Sunday, March 20, 2005

Chocolate Espresso Cake with Café Latte Cream

We’re moving into Nigella’s Dinner-Party Cakes, even though we still haven’t made Chocolate Orange Cake, Chocolate Fruit Cake, and Tropical Chocolate Cake (can you see the issue? if I tell you that the surprise ingredient in Tropical Chocolate Cake is pineapple, do you get it? yes, we like our chocolate straight up, and yes, when we bite into chocolates and they turn out to have fruit in them, we put them back in the box).

This one was stressful. You beat SIX eggs with the sugar and vanilla until it is “thick, pale, and moussey,” in Nigella’s accurately descriptive terms. That takes a while, and I was skeptical it would happen, but finally it did. Then you have to fold in HALF A CUP of flour and some instant espresso powder (S told me it was ok to use finely ground French Roast beans, so I did). Anyway, that’s a lot of “thick, pale, and moussey” egg stuff and not very much flour, and the folding was a bit challenging. But I managed.

The big problem, though, was taking it out of the oven. Nigella said 35-40 minutes and “the top of the cake should be firm, and the underneath still a bit gooey” (don’t these quotes just epitomize why Nigella is so hateable and lovable all at once?). So at 35 minutes the top was hard and underneath was jiggly, and since the Chocolate Guinness Cake was ready right on time, I confidently pulled it out. But then, after it cooled, it was quite evident that there was liquid batter beneath the hard top. At that point I panicked and turned it over to the expert. S audaciously PUT THE CAKE BACK IN THE OVEN (would you have dared?! I wouldn’t). I couldn’t bear the pressure and left the house (M needed Mommy time, so we went off for a lovely rainy afternoon of reading at a café). When we came back, the cake looked great.

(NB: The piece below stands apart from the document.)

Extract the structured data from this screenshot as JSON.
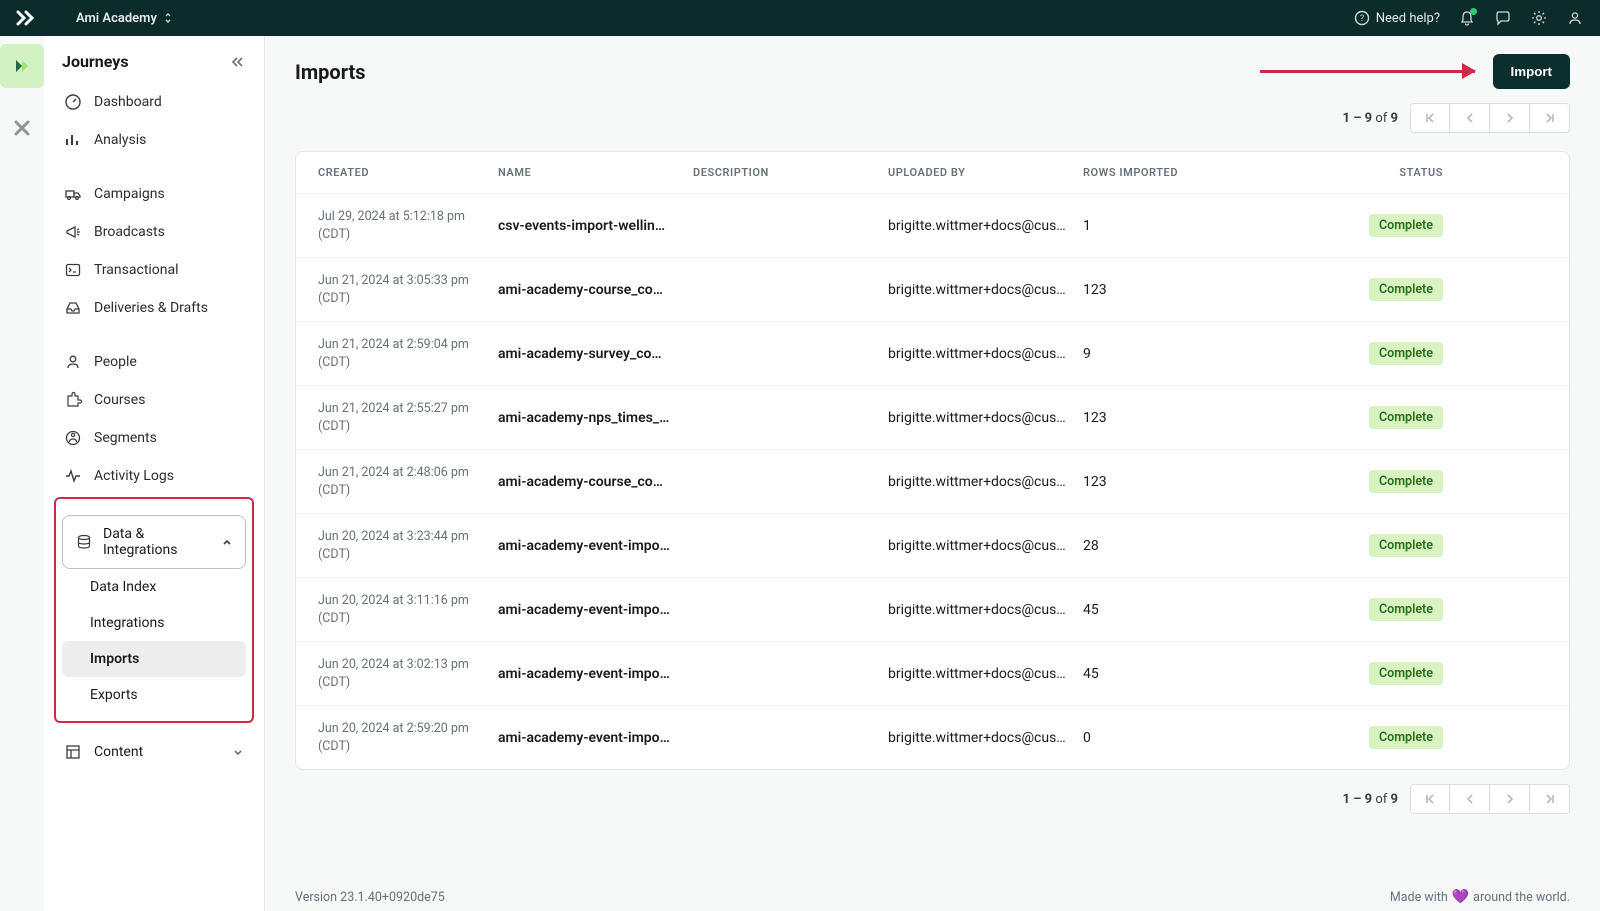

I put the Café Latte Cream together (melted white chocolate, heavy cream, and more coffee--another one of those simple Nigella marvels that you would never think of because you’re not Nigella) and M whipped it with the balloon whisk, all by herself, to a most excellent degree of whippedness. We served the cream alongside the cake.

How was it? Well, it was indeed a dinner party cake, albeit a dinner party of the familial sort--just J and J and the boys (and I must interject here that the children were all TERRIBLE--J said that she used to worry about whose kids were worse till she realized that sometimes it was theirs, sometimes ours, sometimes the younger ones, sometimes the older ones, and sometimes ALL FOUR ARE SIMPLY MONSTERS, like last night. Luckily the grown-ups had QUITE A LOT TO DRINK, and by the end of the evening all of us, children and adults, were rolling around on the living room floor playing Jenga and listening to the Beatles and having a grand old time, until the children became monstrous again and the evening ground to a halt.)

But the cake, you plead, enough of these parenthetical asides and please don’t tell us that you drink in the presence of your children so we don’t need to call D.S.S. on you, just tell us how the cake was! Well, I’m not quite sure. Everyone else loved it, and said it was ideally moist, chocolatey and coffee-ey. S said it tasted like chocolate-covered coffee beans. I liked it, but it didn’t make a very strong impression. Now whether this is because I remain besotted with the Chocolate Guinness Cake or because of the home-made Meyer Lemon Drops and the wine, I couldn’t say. But I think I’ll reserve final judgment till I’ve eaten some more.